“Maravilla de vida. Lustrosa remembranza de lo fútil.”
Así comenzaba el texto de aquel ser anónimo, que descubrí entre los restos del incendio de la casa de mi novia, mientras caían goterones negros, mezcla de herrumbre y de cenizas. Afortunadamente, no hubo que lamentar pérdidas personales. Sandra había pasado la noche conmigo.
Revisando el cuadernito en el que estaban escritas aquellas enigmáticas frases, encontré otras, desdibujados sus trazos por el agua rociada por los bomberos, y decidí llevarme aquel tesoro, que seguro nadie echaría en falta.
No le conté nada a mi pareja y me guardé, para la intimidad de mi trabajo, la lectura de algunos pasajes, a cada cuál más enigmático.
“A mí morir me da la vida.”
Mi lucha interna por guardarme el secreto se anteponía a esclarecerlo.
“Me centro en lo esencial y excluyo todo lo demás.”
Cada noche me esperaba el mismo trabajo intelectual de descifrar los borrones en las páginas amarillentas de renglones desdibujados.
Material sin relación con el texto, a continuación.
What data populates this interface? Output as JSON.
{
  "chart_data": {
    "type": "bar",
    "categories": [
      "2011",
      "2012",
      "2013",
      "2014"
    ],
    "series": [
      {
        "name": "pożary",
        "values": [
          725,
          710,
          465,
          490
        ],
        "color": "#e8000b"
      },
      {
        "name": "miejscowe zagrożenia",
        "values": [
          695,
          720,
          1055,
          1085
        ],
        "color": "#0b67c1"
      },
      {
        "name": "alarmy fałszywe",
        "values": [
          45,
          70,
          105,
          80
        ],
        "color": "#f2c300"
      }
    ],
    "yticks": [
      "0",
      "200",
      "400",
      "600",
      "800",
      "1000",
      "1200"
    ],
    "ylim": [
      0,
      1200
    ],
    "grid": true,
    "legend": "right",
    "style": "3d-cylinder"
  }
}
Y sufría pensando que más de una se desmoronaría entre los dedos.
Aún así, la obra de arte, cada año, se muestra inalcanzable. Ni los eruditos ni los profanos consiguen que se haga la luz sobre sus orígenes ni, menos aún, sobre su mensaje, ni cuál fue el objetivo del artista, o los artistas, al pensarla y producirla. Cuando te encuentras situado ante ella, te subyuga el brillo natural que proviene de su interior, y la anamorfosis agresiva que apoya su extraño diseño. Sinceramente, creo que pasarán siglos hasta que la evolución de mi cerebro vislumbre respuestas para el enigma, para cuya resolución me llevan llamando no sé desde hace cuántas generaciones.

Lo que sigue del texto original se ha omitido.